N regulators admit it can not or will not change anything. Except get as may plants online ASAP, with non binding guidelines to placate the public. What on earth has to happen for these people to take this seriously?

2 ( +2 / -0 )

such inspiration to a nation as nuclear power goes back online that they might start now thinking about raising safety to international standards. Yikes

1 ( +1 / -0 )

So then Japan is knowingly and deliberately exporting their bad quality nuclear plants to other nations? So how are they allowed to export their incompetence and corruption to other countries? Maybe the UN should step in and stop this export of madness.

-2 ( +1 / -3 )

Why is Japan still pushing plans for this extremely dangerous way of producing electricity? The spent fuel from nuclear reactors doesn't have and could never ever be safely stored here so it is a pointless exercise.

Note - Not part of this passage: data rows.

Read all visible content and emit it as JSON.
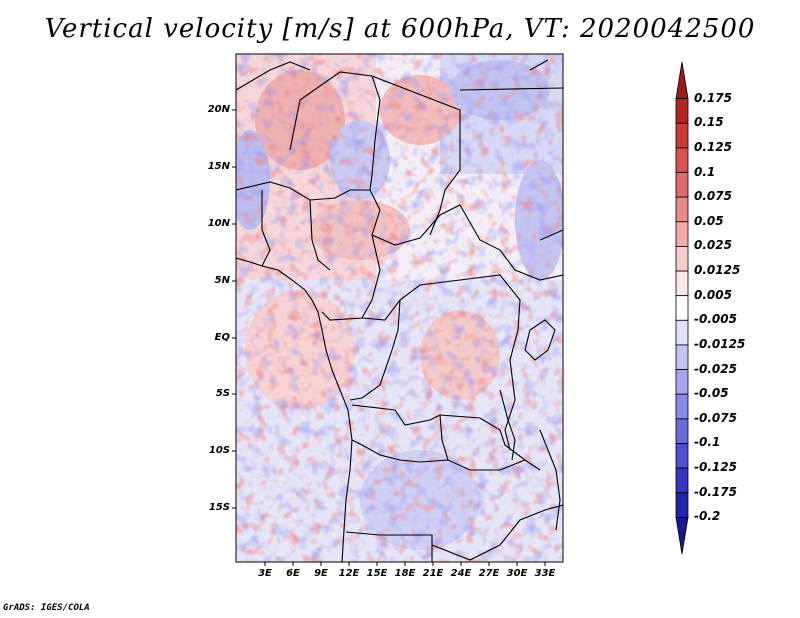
{
  "title": "Vertical velocity [m/s] at 600hPa, VT: 2020042500",
  "y_ticks": [
    "20N",
    "15N",
    "10N",
    "5N",
    "EQ",
    "5S",
    "10S",
    "15S"
  ],
  "x_ticks": [
    "3E",
    "6E",
    "9E",
    "12E",
    "15E",
    "18E",
    "21E",
    "24E",
    "27E",
    "30E",
    "33E"
  ],
  "colorbar": {
    "labels": [
      "0.175",
      "0.15",
      "0.125",
      "0.1",
      "0.075",
      "0.05",
      "0.025",
      "0.0125",
      "0.005",
      "-0.005",
      "-0.0125",
      "-0.025",
      "-0.05",
      "-0.075",
      "-0.1",
      "-0.125",
      "-0.175",
      "-0.2"
    ],
    "colors": [
      "#9a1b1b",
      "#b32626",
      "#c93a3a",
      "#d95252",
      "#e06a6a",
      "#e98a8a",
      "#f2aaaa",
      "#f8cccc",
      "#fde8e8",
      "#ffffff",
      "#e0e0fb",
      "#c4c4f4",
      "#a6a6ee",
      "#8a8ae6",
      "#6b6bdc",
      "#4f4fd0",
      "#3636c2",
      "#2424ac",
      "#1a1a90"
    ]
  },
  "credit": "GrADS: IGES/COLA"
}
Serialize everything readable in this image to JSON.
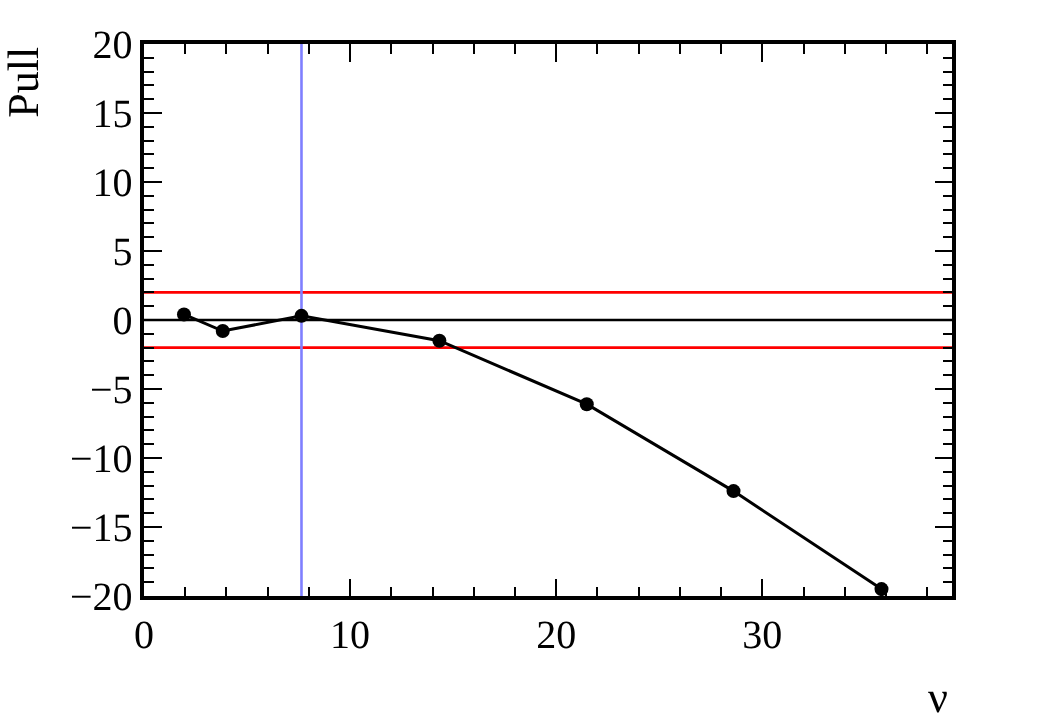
{
  "chart_data": {
    "type": "line",
    "xlabel": "ν",
    "ylabel": "Pull",
    "x": [
      1.94,
      3.82,
      7.64,
      14.33,
      21.48,
      28.6,
      35.78
    ],
    "series": [
      {
        "color": "#000000",
        "values": [
          0.4,
          -0.8,
          0.3,
          -1.5,
          -6.1,
          -12.4,
          -19.5
        ]
      }
    ],
    "marker": "circle",
    "line_style": "solid",
    "xlim": [
      0,
      39.2
    ],
    "xticks": [
      0,
      10,
      20,
      30
    ],
    "ylim": [
      -20,
      20
    ],
    "yticks": [
      {
        "value": -20,
        "label": "−20"
      },
      {
        "value": -15,
        "label": "−15"
      },
      {
        "value": -10,
        "label": "−10"
      },
      {
        "value": -5,
        "label": "−5"
      },
      0,
      5,
      10,
      15,
      20
    ],
    "ref_lines": [
      {
        "axis": "y",
        "value": 0,
        "color": "#000000"
      },
      {
        "axis": "y",
        "value": 2,
        "color": "#ff0000"
      },
      {
        "axis": "y",
        "value": -2,
        "color": "#ff0000"
      },
      {
        "axis": "x",
        "value": 7.64,
        "color": "#7f7fff"
      }
    ]
  }
}
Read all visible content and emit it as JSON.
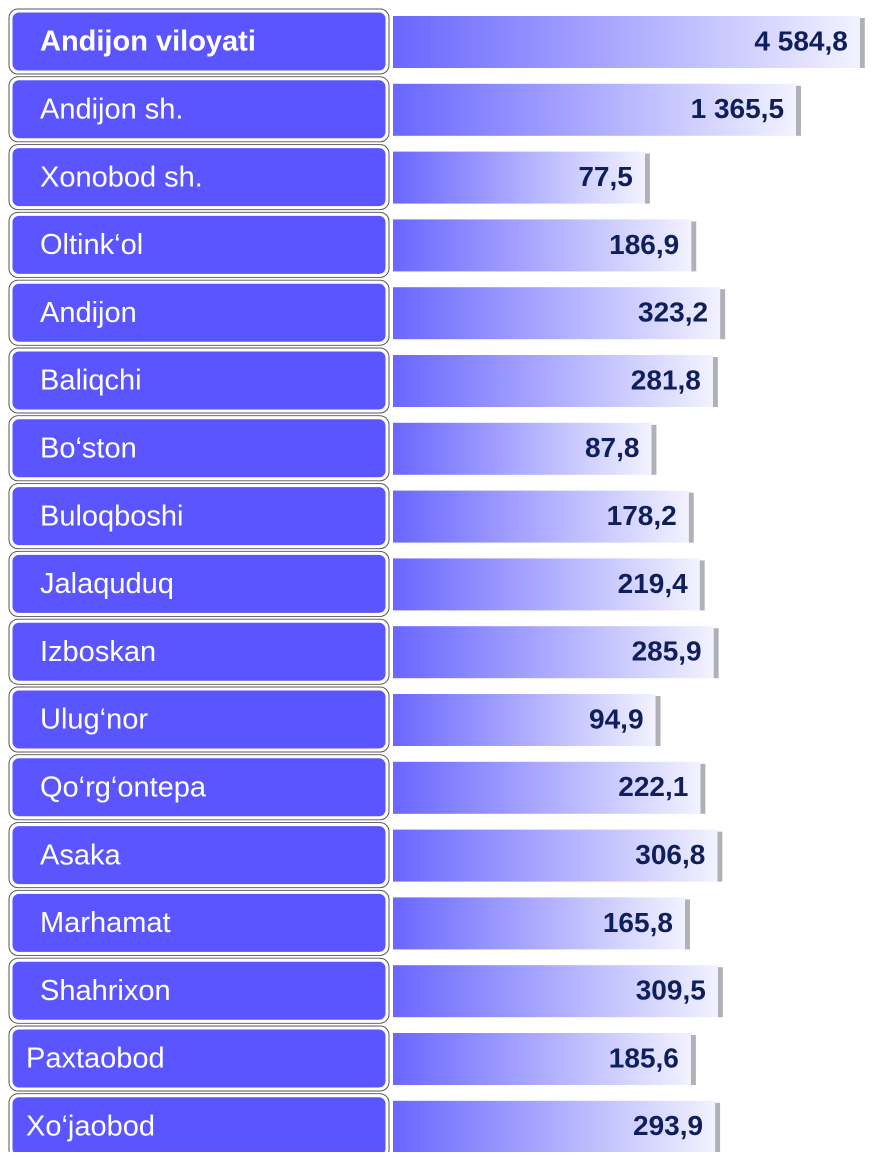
{
  "chart_data": {
    "type": "bar",
    "orientation": "horizontal",
    "log_scale": true,
    "xlim": [
      0.65,
      4600
    ],
    "color": "#5a55ff",
    "categories": [
      "Andijon viloyati",
      "Andijon  sh.",
      "Xonobod sh.",
      "Oltink‘ol",
      "Andijon",
      "Baliqchi",
      "Bo‘ston",
      "Buloqboshi",
      "Jalaquduq",
      "Izboskan",
      "Ulug‘nor",
      "Qo‘rg‘ontepa",
      "Asaka",
      "Marhamat",
      "Shahrixon",
      "Paxtaobod",
      "Xo‘jaobod"
    ],
    "values": [
      4584.8,
      1365.5,
      77.5,
      186.9,
      323.2,
      281.8,
      87.8,
      178.2,
      219.4,
      285.9,
      94.9,
      222.1,
      306.8,
      165.8,
      309.5,
      185.6,
      293.9
    ],
    "value_labels": [
      "4 584,8",
      "1 365,5",
      "77,5",
      "186,9",
      "323,2",
      "281,8",
      "87,8",
      "178,2",
      "219,4",
      "285,9",
      "94,9",
      "222,1",
      "306,8",
      "165,8",
      "309,5",
      "185,6",
      "293,9"
    ]
  }
}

Tepco has been seen not to have a handle on the decommissioning nor on the ability to prevent massive radioactive releases-why should the people of Japan be pro nuclear?

4 ( +5 / -1 )

Sure will when they give companies 5 year grace periods to ignore repairs and forget about the rules ...oops I mean rules changed to suggestive guidelines ... What a farce ! They aren't going to learn anything until they are asking some other countries for emergency Visa's for 36 million people ....even then they will say ...we didn't expect that or we don't know why we weren't prepared !!

1 ( +1 / -0 )

Headline "Japan says..." and not "NRA says..." speaks volume who is deciding in that commission...

4 ( +4 / -0 )

Building a 'safety culture' generally does indeed take time when you take every step to avoid being safe, including steps YOU yourself have implemented but don't require anyone to follow.

1 ( +3 / -2 )

Japan says building nuclear safety culture will take a long time

Watch out. All remaining iddled reactors could be restarted on the pretext that even if they don't have sufficient safety standards, they can as well continue working as it takes long time to fix the safety puzzle. If people and environment are put into consideration before profit, then safety should always be first....

2 ( +2 / -0 )

Perhaps the above story should have the words “take a long time” changed to "forever ... "

That's the way things seem to be going nuclear-wise here in Japan ...

1 ( +1 / -0 )

They the Regulators just Gave the industry an excuse to avoid doing anything. Not interested in Lip Service...I can guess where those lips have been.

0 ( +0 / -0 )

My thought exactly, edojin. "take a long time" = till the end of time.

0 ( +0 / -0 )

Weak!

Profit before people yet again!

0 ( +1 / -1 )

This is the same Japan that wanted to export their technology to Europe? And then I got thumbed down and criticized.. bah.

1 ( +1 / -0 )

Japan’s nuclear regulator said on Thursday that elevating safety culture to international standards will “take a long time".

Then I hope they will wait an equally long time before allowing any restarts of nuclear reactors.

0 ( +0 / -0 )

so what they're really trying to say is we're incompetent and will stay that way for an indefinite amount of time...by blaming something on culture, they're deflecting blame and accountability

just like their 'culture' of whaling, dolphin killing, ...so on and so forth

0 ( +1 / -1 )

Here's an idea: open the reactors that are not in immediate danger of being on earthquake fault lines or at sea level, but allow no Japanese to run or operate the plants. Let a bunch of top European engineers bring the facilities up to international standards and then let them run things so that pesky little things such as kickbacks, amakudari, sempai/kouhai and "saving face" don't get in the way of ensuring that the planet doesn't glow in the dark.